Horizon by Lois McMaster Bujold (The Sharing Knife, Book 4)

As Dag hones and refines his groundsetting skills, his farmer wife Fawn aches for a home of her own, and when they are forced to travel across malice-infested territories, their marriage is tested and their lives in jeopardy.

While I completely admire and love Bujold’s worldbuilding, character skills, and prose stylings, I was underwhelmed by the conclusion of this series. Possession has a ruminative tone that was disappointing after the epic promise of the first books, and I felt like the malice threat ended up being underdeveloped and underplayed. However, I do think highly of this series and the books are headed off to my BFF, rather than the thrift store. I think I might appreciate the series more if I could talk with someone about them.

2 thoughts on “Horizon by Lois McMaster Bujold (The Sharing Knife, Book 4)”
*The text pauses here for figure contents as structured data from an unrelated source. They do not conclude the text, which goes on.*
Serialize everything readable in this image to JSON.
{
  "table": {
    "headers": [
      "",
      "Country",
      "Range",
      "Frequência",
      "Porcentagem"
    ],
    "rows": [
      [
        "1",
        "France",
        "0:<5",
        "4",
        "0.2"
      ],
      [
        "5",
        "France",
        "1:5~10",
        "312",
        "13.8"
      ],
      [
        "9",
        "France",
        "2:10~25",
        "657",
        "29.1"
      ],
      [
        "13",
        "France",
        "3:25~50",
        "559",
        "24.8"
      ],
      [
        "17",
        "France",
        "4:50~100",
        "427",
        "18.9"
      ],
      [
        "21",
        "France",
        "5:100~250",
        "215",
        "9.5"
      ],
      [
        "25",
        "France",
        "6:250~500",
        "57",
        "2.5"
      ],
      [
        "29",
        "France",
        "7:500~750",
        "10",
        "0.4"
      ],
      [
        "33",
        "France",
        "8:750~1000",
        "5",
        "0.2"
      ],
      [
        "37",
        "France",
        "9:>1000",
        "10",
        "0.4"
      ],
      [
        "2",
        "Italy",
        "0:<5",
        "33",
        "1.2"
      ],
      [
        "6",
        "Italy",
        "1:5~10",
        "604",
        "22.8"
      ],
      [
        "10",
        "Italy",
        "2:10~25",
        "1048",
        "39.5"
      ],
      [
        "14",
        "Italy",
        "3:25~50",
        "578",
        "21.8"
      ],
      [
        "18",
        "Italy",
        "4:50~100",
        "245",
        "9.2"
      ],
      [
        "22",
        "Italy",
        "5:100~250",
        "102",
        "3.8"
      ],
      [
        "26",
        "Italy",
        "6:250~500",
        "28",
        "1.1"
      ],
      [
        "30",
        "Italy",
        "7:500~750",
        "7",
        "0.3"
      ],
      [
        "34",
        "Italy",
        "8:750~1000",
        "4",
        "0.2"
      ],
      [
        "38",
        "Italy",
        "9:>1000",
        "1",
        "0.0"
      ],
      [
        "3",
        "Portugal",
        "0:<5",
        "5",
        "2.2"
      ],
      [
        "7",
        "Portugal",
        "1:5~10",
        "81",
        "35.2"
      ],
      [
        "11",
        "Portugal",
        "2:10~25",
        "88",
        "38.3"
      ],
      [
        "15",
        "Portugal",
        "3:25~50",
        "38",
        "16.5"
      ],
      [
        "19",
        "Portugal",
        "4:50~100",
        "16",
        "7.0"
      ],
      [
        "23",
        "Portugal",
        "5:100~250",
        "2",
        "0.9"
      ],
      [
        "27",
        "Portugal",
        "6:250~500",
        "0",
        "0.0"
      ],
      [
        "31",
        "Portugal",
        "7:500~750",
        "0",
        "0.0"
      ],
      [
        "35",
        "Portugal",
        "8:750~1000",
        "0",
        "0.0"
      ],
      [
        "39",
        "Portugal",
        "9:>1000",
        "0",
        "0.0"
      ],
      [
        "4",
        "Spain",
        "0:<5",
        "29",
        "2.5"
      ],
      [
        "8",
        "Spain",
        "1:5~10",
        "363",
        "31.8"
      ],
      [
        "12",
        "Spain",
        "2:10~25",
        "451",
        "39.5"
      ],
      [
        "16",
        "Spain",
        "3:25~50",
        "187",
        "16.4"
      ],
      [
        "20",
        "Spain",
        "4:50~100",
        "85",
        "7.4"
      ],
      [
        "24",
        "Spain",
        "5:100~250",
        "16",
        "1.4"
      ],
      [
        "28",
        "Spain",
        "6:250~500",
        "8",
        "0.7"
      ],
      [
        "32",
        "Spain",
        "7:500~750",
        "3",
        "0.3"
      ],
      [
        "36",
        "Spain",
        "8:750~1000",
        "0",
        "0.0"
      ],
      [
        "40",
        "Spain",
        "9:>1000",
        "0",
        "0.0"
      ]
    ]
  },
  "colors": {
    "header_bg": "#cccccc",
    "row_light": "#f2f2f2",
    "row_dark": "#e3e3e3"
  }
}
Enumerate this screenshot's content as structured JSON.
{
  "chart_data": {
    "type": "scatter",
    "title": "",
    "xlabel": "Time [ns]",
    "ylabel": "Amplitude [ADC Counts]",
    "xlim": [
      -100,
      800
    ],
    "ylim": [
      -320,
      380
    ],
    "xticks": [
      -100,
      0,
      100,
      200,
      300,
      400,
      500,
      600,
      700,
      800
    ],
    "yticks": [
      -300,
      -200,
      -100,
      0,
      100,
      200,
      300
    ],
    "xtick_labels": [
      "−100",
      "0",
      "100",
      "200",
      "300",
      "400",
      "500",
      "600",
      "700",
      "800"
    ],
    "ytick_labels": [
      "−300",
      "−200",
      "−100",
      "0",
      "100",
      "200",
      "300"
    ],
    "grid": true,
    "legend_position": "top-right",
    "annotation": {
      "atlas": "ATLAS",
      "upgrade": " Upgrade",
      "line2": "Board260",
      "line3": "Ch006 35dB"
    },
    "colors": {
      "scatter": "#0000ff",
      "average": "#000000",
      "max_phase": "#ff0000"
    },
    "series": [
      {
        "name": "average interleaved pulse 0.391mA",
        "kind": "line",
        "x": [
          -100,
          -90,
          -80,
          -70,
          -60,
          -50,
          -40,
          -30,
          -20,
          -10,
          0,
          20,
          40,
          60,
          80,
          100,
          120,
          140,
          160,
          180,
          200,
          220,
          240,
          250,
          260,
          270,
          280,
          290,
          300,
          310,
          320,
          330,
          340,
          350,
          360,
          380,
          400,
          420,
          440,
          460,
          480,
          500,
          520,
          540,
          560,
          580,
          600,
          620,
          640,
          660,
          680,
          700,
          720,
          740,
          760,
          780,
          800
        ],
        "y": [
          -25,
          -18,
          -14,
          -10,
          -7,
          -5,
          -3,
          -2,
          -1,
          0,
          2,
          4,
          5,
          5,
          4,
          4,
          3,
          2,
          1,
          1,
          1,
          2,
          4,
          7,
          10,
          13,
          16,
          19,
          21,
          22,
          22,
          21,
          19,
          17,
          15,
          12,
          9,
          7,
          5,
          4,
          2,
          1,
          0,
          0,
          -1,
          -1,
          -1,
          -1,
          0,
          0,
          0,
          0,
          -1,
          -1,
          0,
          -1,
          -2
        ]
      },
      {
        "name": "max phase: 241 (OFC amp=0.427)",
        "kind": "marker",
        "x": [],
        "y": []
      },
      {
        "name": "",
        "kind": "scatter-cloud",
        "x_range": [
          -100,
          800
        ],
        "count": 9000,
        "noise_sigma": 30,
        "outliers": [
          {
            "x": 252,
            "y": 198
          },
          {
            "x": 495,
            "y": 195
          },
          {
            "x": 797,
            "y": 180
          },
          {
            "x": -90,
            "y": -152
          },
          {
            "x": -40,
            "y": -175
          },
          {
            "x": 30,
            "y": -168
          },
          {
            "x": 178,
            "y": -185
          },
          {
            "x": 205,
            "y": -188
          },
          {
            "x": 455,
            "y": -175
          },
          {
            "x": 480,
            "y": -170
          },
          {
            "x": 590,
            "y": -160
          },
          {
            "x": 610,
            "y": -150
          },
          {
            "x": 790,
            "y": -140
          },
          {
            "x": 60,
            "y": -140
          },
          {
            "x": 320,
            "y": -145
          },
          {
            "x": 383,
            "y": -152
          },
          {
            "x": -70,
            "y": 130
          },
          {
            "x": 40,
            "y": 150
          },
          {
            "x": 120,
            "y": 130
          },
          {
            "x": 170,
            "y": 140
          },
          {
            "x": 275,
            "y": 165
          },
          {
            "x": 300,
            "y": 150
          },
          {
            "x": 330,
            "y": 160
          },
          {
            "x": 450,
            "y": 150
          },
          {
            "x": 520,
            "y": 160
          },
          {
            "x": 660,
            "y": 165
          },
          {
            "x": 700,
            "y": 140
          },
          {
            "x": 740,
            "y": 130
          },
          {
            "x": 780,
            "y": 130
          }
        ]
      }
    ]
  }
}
  1. I realized today that I haven’t been to your site lately, and lo and behold, you’ve just finished reading my favorite author. Perhaps because I read and listened to a lot of interviews with Bujold I was very aware of what she was trying to do with the series. The first book is meant to be her experiment with romance/sci-fi and though the romance plotline was completed, all of her sci-fi fans weren’t happy because the “politcal” problems weren’t resolved. It’s also an experiment in creating a fantasy universe inspired by a riverboat and early-American westward expansion culture. Who else does that!?!?

    I think it succeeds as usual for her, but it isn’t as strong as the Chalion books. (Who else uses an older widow as a heroine?) One day I’ll convince you to try her books set in space. I have a harder time remembering the last book, probably because I read it too fast, but the worldbuilding is still very strong in my mind. I will probably reread the series in a year or two.